If you are a parent of a college-aged teen, you have probably been saving for his or her higher education for years. This makes sense, as obtaining a bachelor’s degree has become almost unbelievable expensive. In fact, according to First Financial Bank, the average cost to attend a public school in the U.S. is currently more than $27,000 per year.
You probably do not have to cover these expenses on your own, fortunately. After all, the U.S. Department of Education awards loans, grants and work-study funds to millions of college-bound individuals every year. Still, you may wonder if your child can keep his or her financial aid after a drug conviction.
The old rule
In the past, the DOE immediately suspended the federal financial aid of any recipient with a drug conviction. This approach made little sense, as it proved virtually worthless in deterring college-aged students from using controlled substances. Luckily, the DOE’s harsh rule is now a relic of the past.
A new approach
The DOE recently announced it would no longer consider drug convictions when determining eligibility for government-guaranteed financial aid.
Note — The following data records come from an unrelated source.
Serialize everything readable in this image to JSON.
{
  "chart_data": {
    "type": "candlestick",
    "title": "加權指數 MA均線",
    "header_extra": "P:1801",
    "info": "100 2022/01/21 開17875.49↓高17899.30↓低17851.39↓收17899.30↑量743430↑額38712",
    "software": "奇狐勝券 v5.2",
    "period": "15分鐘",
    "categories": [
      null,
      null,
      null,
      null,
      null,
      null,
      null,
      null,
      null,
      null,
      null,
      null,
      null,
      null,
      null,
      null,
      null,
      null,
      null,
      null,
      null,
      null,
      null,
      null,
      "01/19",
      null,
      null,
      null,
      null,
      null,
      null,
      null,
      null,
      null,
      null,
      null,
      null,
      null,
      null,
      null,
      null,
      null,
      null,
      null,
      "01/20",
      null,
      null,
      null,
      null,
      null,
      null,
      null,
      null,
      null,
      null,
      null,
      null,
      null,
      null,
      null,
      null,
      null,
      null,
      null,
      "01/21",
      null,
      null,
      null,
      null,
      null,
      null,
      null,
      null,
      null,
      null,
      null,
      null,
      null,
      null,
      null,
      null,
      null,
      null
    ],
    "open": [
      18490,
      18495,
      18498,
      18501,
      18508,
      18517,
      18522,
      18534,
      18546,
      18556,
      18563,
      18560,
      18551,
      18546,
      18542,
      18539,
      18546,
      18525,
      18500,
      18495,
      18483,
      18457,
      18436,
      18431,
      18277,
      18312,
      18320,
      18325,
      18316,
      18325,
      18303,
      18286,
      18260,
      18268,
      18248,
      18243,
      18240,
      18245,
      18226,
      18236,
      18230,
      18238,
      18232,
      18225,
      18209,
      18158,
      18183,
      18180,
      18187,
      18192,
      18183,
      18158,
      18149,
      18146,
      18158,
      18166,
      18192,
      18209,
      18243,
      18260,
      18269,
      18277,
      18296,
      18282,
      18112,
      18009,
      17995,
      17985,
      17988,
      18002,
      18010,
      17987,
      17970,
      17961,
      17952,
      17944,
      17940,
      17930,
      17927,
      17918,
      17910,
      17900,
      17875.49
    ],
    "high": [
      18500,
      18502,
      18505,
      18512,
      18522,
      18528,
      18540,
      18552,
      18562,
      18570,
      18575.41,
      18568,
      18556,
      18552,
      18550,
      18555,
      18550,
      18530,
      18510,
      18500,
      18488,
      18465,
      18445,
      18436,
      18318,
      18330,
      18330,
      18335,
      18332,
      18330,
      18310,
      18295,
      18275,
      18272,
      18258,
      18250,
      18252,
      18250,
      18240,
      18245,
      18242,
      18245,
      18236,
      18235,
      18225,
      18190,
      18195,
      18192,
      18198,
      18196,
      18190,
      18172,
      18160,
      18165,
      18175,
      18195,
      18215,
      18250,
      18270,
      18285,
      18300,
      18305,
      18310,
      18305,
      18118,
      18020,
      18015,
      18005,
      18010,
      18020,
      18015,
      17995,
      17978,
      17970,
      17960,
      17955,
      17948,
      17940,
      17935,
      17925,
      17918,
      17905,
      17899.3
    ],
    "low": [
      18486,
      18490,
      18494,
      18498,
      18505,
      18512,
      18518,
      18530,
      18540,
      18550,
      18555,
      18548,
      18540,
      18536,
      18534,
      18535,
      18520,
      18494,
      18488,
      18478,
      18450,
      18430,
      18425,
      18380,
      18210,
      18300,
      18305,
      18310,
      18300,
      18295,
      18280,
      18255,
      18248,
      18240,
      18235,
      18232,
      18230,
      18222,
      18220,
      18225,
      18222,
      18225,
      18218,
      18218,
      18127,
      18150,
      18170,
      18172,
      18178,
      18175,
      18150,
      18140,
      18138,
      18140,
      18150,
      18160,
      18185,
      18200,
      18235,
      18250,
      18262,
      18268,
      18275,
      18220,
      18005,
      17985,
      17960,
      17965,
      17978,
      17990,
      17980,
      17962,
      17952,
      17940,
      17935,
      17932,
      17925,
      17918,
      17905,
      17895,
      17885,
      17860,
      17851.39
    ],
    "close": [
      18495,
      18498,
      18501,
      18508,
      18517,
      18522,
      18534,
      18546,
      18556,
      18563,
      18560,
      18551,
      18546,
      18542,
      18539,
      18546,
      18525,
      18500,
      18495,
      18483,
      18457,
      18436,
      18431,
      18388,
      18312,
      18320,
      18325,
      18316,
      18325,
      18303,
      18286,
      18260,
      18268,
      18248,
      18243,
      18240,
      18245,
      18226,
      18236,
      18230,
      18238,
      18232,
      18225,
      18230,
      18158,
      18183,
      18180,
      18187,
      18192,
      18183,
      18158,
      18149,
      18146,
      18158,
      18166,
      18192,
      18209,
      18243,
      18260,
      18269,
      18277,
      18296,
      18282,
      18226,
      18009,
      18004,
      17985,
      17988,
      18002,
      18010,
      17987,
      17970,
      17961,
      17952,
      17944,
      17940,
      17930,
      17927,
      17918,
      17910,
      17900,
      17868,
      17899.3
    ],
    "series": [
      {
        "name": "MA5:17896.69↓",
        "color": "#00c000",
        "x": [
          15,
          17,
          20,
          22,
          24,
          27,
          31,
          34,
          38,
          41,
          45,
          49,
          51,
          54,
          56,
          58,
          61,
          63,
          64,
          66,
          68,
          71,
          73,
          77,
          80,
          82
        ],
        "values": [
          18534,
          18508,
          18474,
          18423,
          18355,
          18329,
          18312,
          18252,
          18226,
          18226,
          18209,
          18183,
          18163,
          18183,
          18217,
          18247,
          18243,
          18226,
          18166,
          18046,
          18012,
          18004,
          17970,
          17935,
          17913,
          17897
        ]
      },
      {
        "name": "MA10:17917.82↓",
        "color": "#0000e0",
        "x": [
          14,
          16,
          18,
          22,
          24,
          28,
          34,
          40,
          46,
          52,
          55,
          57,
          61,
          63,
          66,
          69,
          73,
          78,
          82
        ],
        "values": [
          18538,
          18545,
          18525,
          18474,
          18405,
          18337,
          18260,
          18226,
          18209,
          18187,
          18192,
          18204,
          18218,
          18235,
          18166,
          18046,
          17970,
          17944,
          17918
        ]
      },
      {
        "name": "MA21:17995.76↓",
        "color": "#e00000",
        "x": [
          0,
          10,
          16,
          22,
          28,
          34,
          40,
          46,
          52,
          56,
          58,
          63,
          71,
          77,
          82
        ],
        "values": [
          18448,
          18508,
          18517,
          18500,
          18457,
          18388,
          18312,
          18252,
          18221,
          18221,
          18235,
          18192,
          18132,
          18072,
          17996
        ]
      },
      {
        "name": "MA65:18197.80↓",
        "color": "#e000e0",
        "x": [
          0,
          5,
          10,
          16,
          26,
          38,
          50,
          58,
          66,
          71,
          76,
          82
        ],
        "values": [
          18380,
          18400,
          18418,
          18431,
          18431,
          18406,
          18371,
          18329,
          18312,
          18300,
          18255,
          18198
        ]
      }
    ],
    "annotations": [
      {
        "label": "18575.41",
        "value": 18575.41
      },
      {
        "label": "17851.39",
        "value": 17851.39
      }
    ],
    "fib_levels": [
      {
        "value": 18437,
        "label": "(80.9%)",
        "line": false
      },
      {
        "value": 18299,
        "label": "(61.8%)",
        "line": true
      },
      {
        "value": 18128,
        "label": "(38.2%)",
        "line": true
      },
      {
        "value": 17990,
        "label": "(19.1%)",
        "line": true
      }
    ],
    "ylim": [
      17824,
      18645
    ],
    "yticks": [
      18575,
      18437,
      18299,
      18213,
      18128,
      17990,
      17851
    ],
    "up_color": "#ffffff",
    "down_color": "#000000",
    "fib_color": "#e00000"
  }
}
Therefore, your child is probably not at risk of losing the loans, grants and work-study funds the federal government provides.
Still some risks
While the DOE’s policy change is certainly good news, your son or daughter may still have some risks. Following a drug conviction, his or her college may implement discipline. This discipline may force your child to attend a more expensive school. The private scholarships your teen receives also may disappear.
Ultimately, to keep college as affordable as possible, it may be advisable to prepare an aggressive defense against any drug charges your son or daughter is facing.